Solo submit (JunoRpcClient)

Solo does NOT use the stratum submit JSON. JunoRpcClient::submit → submitBlock (JunoRpcClient.cpp:141-149, :358-443) assembles a full raw block hex and calls daemon submitblock (JSON-RPC 1.0). The block = 108-byte header + result.soloNonce() (32 bytes, :394-395) + 0x20 solution-length varint + result.result() (32-byte rx hash, :399-400) + tx count + coinbase + txs. The nonce/result semantics match the stratum submit (32-byte nonce, 32-byte rx hash).

---

5. POW HASH / SHARE FILTER (src/backend/cpu/CpuWorker.cpp)

dragonx_pow_hash — CpuWorker.cpp:106-117

static inline void dragonx_pow_hash(const uint8_t* blob, const uint8_t* rx_hash, uint8_t* out) {
    uint8_t full_header[173];
    memcpy(full_header,       blob,    140);  // header(108) + nonce(32)
    full_header[140] = 0x20;                  // compact_size = 32 (solution length)
    memcpy(full_header + 141, rx_hash, 32);   // RandomX hash = PoW solution
    uint8_t tmp[32];
    SHA256(full_header, 173, tmp);
    SHA256(tmp,          32, out);            // double SHA256
}

Exact 173-byte layout:

offset	size	content
0	108	header base (version, prevHash, merkleRoot, blockCommitments, time, bits)
108	32	32-byte nonce (this round's nonce)
140	1	0x20 (CompactSize = 32, the solution length)
141	32	RandomX hash result (m_hash for this nonce)

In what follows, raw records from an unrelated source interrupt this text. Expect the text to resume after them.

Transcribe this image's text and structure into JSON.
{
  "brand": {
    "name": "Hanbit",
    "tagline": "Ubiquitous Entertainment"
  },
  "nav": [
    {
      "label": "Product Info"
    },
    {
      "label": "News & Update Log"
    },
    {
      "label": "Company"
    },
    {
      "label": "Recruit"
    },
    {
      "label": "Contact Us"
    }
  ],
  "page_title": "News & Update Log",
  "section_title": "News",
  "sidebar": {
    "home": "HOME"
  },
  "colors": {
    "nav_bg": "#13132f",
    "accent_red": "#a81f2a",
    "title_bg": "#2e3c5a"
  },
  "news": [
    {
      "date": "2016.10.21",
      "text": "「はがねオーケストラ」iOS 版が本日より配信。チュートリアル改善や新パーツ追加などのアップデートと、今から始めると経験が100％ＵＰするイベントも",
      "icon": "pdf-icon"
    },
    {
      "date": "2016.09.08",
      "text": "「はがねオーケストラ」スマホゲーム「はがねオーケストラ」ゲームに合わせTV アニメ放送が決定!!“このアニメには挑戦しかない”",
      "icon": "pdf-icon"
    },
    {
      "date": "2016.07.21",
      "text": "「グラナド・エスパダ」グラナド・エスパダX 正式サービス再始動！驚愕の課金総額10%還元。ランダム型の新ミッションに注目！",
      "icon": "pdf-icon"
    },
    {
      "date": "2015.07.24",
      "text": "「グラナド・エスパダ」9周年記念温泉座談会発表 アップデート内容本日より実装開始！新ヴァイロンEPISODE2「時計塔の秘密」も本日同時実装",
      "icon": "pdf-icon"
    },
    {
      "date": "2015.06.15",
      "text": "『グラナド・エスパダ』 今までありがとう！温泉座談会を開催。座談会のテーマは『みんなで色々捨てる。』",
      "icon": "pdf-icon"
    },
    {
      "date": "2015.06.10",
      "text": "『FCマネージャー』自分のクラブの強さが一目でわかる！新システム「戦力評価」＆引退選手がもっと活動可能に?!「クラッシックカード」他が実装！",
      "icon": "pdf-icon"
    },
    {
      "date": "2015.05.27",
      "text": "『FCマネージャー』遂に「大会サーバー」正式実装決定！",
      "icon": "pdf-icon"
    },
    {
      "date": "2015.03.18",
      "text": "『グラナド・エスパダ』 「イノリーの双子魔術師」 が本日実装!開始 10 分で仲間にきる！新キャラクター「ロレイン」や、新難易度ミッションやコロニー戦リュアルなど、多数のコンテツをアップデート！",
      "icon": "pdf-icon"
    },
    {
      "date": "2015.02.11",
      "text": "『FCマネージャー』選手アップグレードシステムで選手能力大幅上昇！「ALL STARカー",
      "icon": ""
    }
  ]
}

Output = SHA256(SHA256(full_header[173])). SHA256 is OpenSSL when TLS is built, else sph_sha256 (Linux) / BCrypt (Windows) (CpuWorker.cpp:41-67). Confirmed byte layout matches the daemon's CBlockHeader::GetHash().

The blob_for_header[140] fed to dragonx_pow_hash is reconstructed as m_job.blob()[0:108] (header, unchanged by nextRound) + current_solo_nonces[i][0:32] (the saved 32-byte nonce before increment) — CpuWorker.cpp:435-441. This guarantees the hashed nonce == the submitted nonce.

Submit condition for RX_DRAGONX — CpuWorker.cpp:425-450

alignas(8) uint8_t pow_hash[32];
dragonx_pow_hash(blob_for_header, m_hash + i*32, pow_hash);
const uint64_t pow_value = *reinterpret_cast<uint64_t*>(pow_hash + 24);  // last 8 bytes, LE
if (pow_value < job.target()) {
    JobResults::submit(JobResult(job, current_solo_nonces + i*32, m_hash + i*32));
}

• pow_value = little-endian uint64 read from pow_hash[24..31] (the last 8 bytes) — CpuWorker.cpp:444.
• Submit iff pow_value < job.target() — CpuWorker.cpp:445.
• This is uniform: there is exactly one comparison, identical in solo and pool mode. No m_job.isSoloMining() branch inside the DragonX block (contrast the standard path at CpuWorker.cpp:454-460, which does branch solo vs pool only to pick the JobResult constructor — DragonX skips that and always uses the 32-byte ctor).

No separate block_target check. Confirmed.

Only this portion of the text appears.